Sering Tumpang Tindih, Regulasi Pemda Perlu Ditinjau Dengan e-Perda
Tumpang tindih regulasi hingga peraturan yang sudah tidak relevan mengganggu jalannya birokasi di tingkat pemerintahan daerah. Teknologi informasi seperti E-Perda diharapkan bisa mengatasi masalah tersebut.
Oleh
MACHRADIN WAHYUDI RITONGA
·3 menit baca
BANDUNG, KOMPAS – Peraturan daerah yang tumpang tindih mengganggu jalannya birokrasi. Untuk itu, dibutuhkan penerapan teknologi informasi untuk merancang dan meninjau produk hukum yang ada.
Direktur Jenderal Otonomi Daerah Kementerian Dalam Negeri Akmal Malik menyatakan, banyak peraturan daerah yang berlaku saat ini belum dievaluasi dan dianggap mengganggu kinerja. Padahal, regulasi yang efektif dan efisien dari pemerintah daerah dibutuhkan agar layanan ke masyarakat bisa optimal.
“Kita sudah mengalami istilahnya keracunan regulasi. Ratusan ribu regulasi sudah dibuat, tapi tidak tahu apakah masih layak untuk dipakai. Kami melihat dan mengidentifikasi, ketika ada pemda yang lamban, prosedur berbelit, tidak inovatif, ini menjadi ciri keracunan regulasi,” ujar Akmal dalam peluncuran e-Perda Provinsi Jawa Barat yang disaksikan secara daring di Bandung, Jumat (16/4/2021).
Untuk mengatasi kondisi tersebut, Akmal menjelaskan, Kemendagri meluncurkan aplikasi digital e-Perda. Teknologi informasi ini bertujuan membantu pemda mendeteksi norma dan produk hukum yang dibuat berdasarkan kebutuhannya.
Menurut Akmal, regulasi di tingkat daerah perlu diperhatikan karena menjadi landasan hukum setiap organisasi perangkat daerah (OPD) dalam melayani masyarakat. Karena itu, produk hukum yang dibuat dengan efektif dan efisien serta tidak tumpang tindih dengan aturan lainnya.
Dengan aplikasi ini, tutur Akmal, produk-produk hukum yang dibuat pemda mampu dievaluasi. Teknologi e-Perda akan melihat sejauh mana rancangan peraturan hingga yang telah ada ini berkaitan dengan produk hukum lainnya.
“Tidak hanya untuk mempermudah tata kelola, aplikasi ini juga bisa mendeteksi norma antara produk hukum yang satu dengan yang lain. Bisa saja sudah diatur oleh regulasi yang lebih tinggi, atau bahkan bertentangan dengan yang lebih tinggi,” ujarnya.

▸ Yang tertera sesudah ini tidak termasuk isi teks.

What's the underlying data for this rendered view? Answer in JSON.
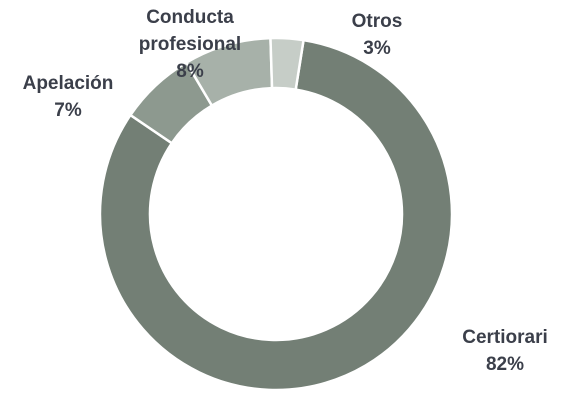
{
  "chart_data": {
    "type": "donut",
    "categories": [
      "Certiorari",
      "Apelación",
      "Conducta profesional",
      "Otros"
    ],
    "values": [
      82,
      7,
      8,
      3
    ],
    "value_labels": [
      "82%",
      "7%",
      "8%",
      "3%"
    ],
    "colors": [
      "#737f75",
      "#8d998f",
      "#a7b1a9",
      "#c6cdc7"
    ]
  }
}
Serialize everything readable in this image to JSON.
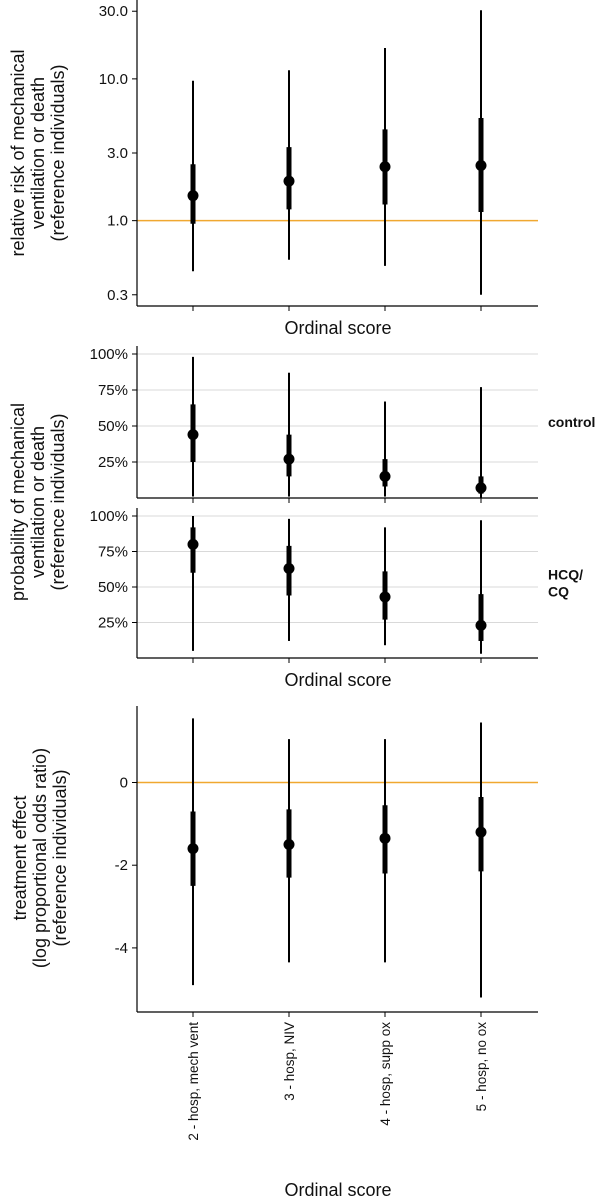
{
  "colors": {
    "reference_line": "#F0A830",
    "points": "#000000",
    "axis": "#000000",
    "grid": "#D9D9D9"
  },
  "chart_data": [
    {
      "type": "scatter",
      "subtype": "point-interval",
      "yscale": "log",
      "categories": [
        "2 - hosp, mech vent",
        "3 - hosp, NIV",
        "4 - hosp, supp ox",
        "5 - hosp, no ox"
      ],
      "xlabel": "Ordinal score",
      "ylabel": [
        "relative risk of mechanical",
        "ventilation or death",
        "(reference individuals)"
      ],
      "yticks": [
        0.3,
        1.0,
        3.0,
        10.0,
        30.0
      ],
      "ytick_labels": [
        "0.3",
        "1.0",
        "3.0",
        "10.0",
        "30.0"
      ],
      "ylim": [
        0.25,
        36
      ],
      "reference_line": 1.0,
      "grid": false,
      "points": [
        {
          "estimate": 1.5,
          "inner": [
            0.95,
            2.5
          ],
          "outer": [
            0.44,
            9.7
          ]
        },
        {
          "estimate": 1.9,
          "inner": [
            1.2,
            3.3
          ],
          "outer": [
            0.53,
            11.5
          ]
        },
        {
          "estimate": 2.4,
          "inner": [
            1.3,
            4.4
          ],
          "outer": [
            0.48,
            16.5
          ]
        },
        {
          "estimate": 2.45,
          "inner": [
            1.15,
            5.3
          ],
          "outer": [
            0.3,
            30.5
          ]
        }
      ]
    },
    {
      "type": "scatter",
      "subtype": "point-interval",
      "categories": [
        "2 - hosp, mech vent",
        "3 - hosp, NIV",
        "4 - hosp, supp ox",
        "5 - hosp, no ox"
      ],
      "xlabel": "Ordinal score",
      "ylabel": [
        "probability of mechanical",
        "ventilation or death",
        "(reference individuals)"
      ],
      "yticks": [
        0.25,
        0.5,
        0.75,
        1.0
      ],
      "ytick_labels": [
        "25%",
        "50%",
        "75%",
        "100%"
      ],
      "ylim": [
        0.0,
        1.0
      ],
      "grid": true,
      "facets": [
        {
          "label": [
            "control"
          ],
          "points": [
            {
              "estimate": 0.44,
              "inner": [
                0.25,
                0.65
              ],
              "outer": [
                0.01,
                0.98
              ]
            },
            {
              "estimate": 0.27,
              "inner": [
                0.15,
                0.44
              ],
              "outer": [
                0.01,
                0.87
              ]
            },
            {
              "estimate": 0.15,
              "inner": [
                0.08,
                0.27
              ],
              "outer": [
                0.01,
                0.67
              ]
            },
            {
              "estimate": 0.07,
              "inner": [
                0.03,
                0.15
              ],
              "outer": [
                0.0,
                0.77
              ]
            }
          ]
        },
        {
          "label": [
            "HCQ/",
            "CQ"
          ],
          "points": [
            {
              "estimate": 0.8,
              "inner": [
                0.6,
                0.92
              ],
              "outer": [
                0.05,
                1.0
              ]
            },
            {
              "estimate": 0.63,
              "inner": [
                0.44,
                0.79
              ],
              "outer": [
                0.12,
                0.98
              ]
            },
            {
              "estimate": 0.43,
              "inner": [
                0.27,
                0.61
              ],
              "outer": [
                0.09,
                0.92
              ]
            },
            {
              "estimate": 0.23,
              "inner": [
                0.12,
                0.45
              ],
              "outer": [
                0.03,
                0.97
              ]
            }
          ]
        }
      ]
    },
    {
      "type": "scatter",
      "subtype": "point-interval",
      "categories": [
        "2 - hosp, mech vent",
        "3 - hosp, NIV",
        "4 - hosp, supp ox",
        "5 - hosp, no ox"
      ],
      "xlabel": "Ordinal score",
      "ylabel": [
        "treatment effect",
        "(log proportional odds ratio)",
        "(reference individuals)"
      ],
      "yticks": [
        -4,
        -2,
        0
      ],
      "ytick_labels": [
        "-4",
        "-2",
        "0"
      ],
      "ylim": [
        -5.55,
        1.85
      ],
      "reference_line": 0,
      "grid": false,
      "points": [
        {
          "estimate": -1.6,
          "inner": [
            -2.5,
            -0.7
          ],
          "outer": [
            -4.9,
            1.55
          ]
        },
        {
          "estimate": -1.5,
          "inner": [
            -2.3,
            -0.65
          ],
          "outer": [
            -4.35,
            1.05
          ]
        },
        {
          "estimate": -1.35,
          "inner": [
            -2.2,
            -0.55
          ],
          "outer": [
            -4.35,
            1.05
          ]
        },
        {
          "estimate": -1.2,
          "inner": [
            -2.15,
            -0.35
          ],
          "outer": [
            -5.2,
            1.45
          ]
        }
      ]
    }
  ]
}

Kondisi ini bisa menghambat birokrasi dalam pemerintahan. Karena itu, Akmal menyatakan, aplikasi ini mampu menjadi solusi tepat melahirkan produk hukum yang membantu kinerja perangkat daerah dalam melayani publik. “Kita butuh kecepatan. Sementara itu, kebutuhan masyarakat adalah hal yang tidak bisa diabaikan,” ujarnya.
Gubernur Jabar Ridwan Kamil menyambut baik peluncuran aplikasi birokrasi e-Perda. Jabar menjadi daerah kedua setelah Provinsi Banten dan menjadi salah satu proyek percontohan. Hal ini sejalan dengan keinginan Jabar untuk menjadi provinsi digital yang maju di Indonesia.
Kamil berharap e-Perda bisa menyelesaikan setidaknya lima permasalahan di dalam regulasi. Problem ini antara lain hyper regulation, tumpang tindih, inkonsistensi, multitafsir, dan disharmoni.
Kamil menjelaskan, hyper regulation terjadi karena jumlah perda menjadi ukuran produktivitas, sehingga semua aturan dibuat perda. Padahal, jika ada pengamatan lebih lanjut, tidak menutup kemungkinan ada produk hukum yang telah mengaturnya. Hal ini juga berdampak pada empat masalah lainnya.
“Kami akan berkomitmen menjalankan e-Perda dan seluruh 27 kabupaten dan kota mulai tahun 2021 akan menggunakan aplikasi ini. Semua ini diharapkan bisa memudahkan koordinasi sehingga tidak multitafsir, dan terintegrasi dengan kementerian lembaga lainnya,” ujar Kamil.